Aren't you heart-broken over the fire? It seems something cruel and wicked to which I can not be reconciled. Monday I was so completely upset after hearing only the meagre newspaper account that I could scarcely control myself enough to go on with my work. I felt as though I had lost a dear friend. Oh, Nellie, think of our Corridor D and the beautiful trees outside our window! And those poor, poor people who lost all their books and clothes! To-day a letter came from Elizabeth containing some of K's details - think of Miss Sihler with only the clothes on her back - and yet I can't help whimsically which fearful and wonderful costume that was! And Miss Stevens with all her books and notebooks gone! And Abbie how can she ever stand it with all her possessions? Katharine is to be at Miss Eliot's - isn't that rich?I don't want to go back to a lot of new-fangled cottages! I am thankful that we could enjoy Mt Holyoke's "family life" and have a share in "the old home" every brick of which, old fashioned as it was, was dear to our eyes.

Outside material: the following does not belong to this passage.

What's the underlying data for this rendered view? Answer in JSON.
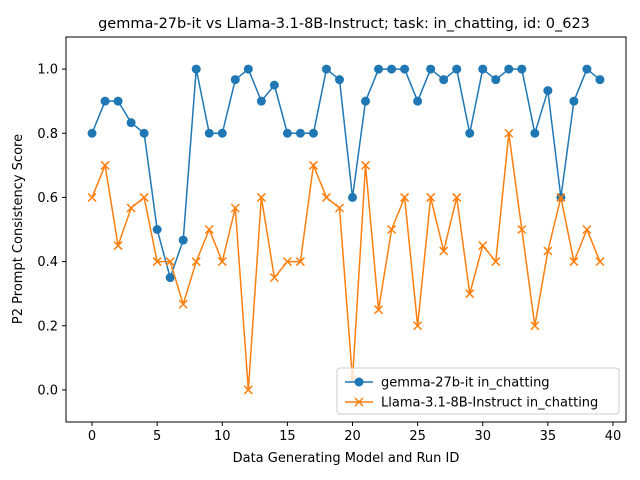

But I mustn't indulge in such sad reflections - tho' they have been with me all the week - for I meant only to write a little birthday-note since we can not celebrate together, - yet that of itself is mournful!
Do you know the classic ditty -
"Your little Liza loves you,
Your little Liza loves you,
Loves you in the spring
And in the fall, fall, fall!"Please as you fasten this accompanying remembrance to your umbrella remember,
"Your little Lucy loves you,
Your little Lucy loves you,
Loves you in the sun-shine
And the rain, rain, rain!"Your loving Lucy Fish.
20 West Fourth Street
Jamestown, New York
October 1, 1896.You see I have to allow time for this to be forwarded from Middleboro'.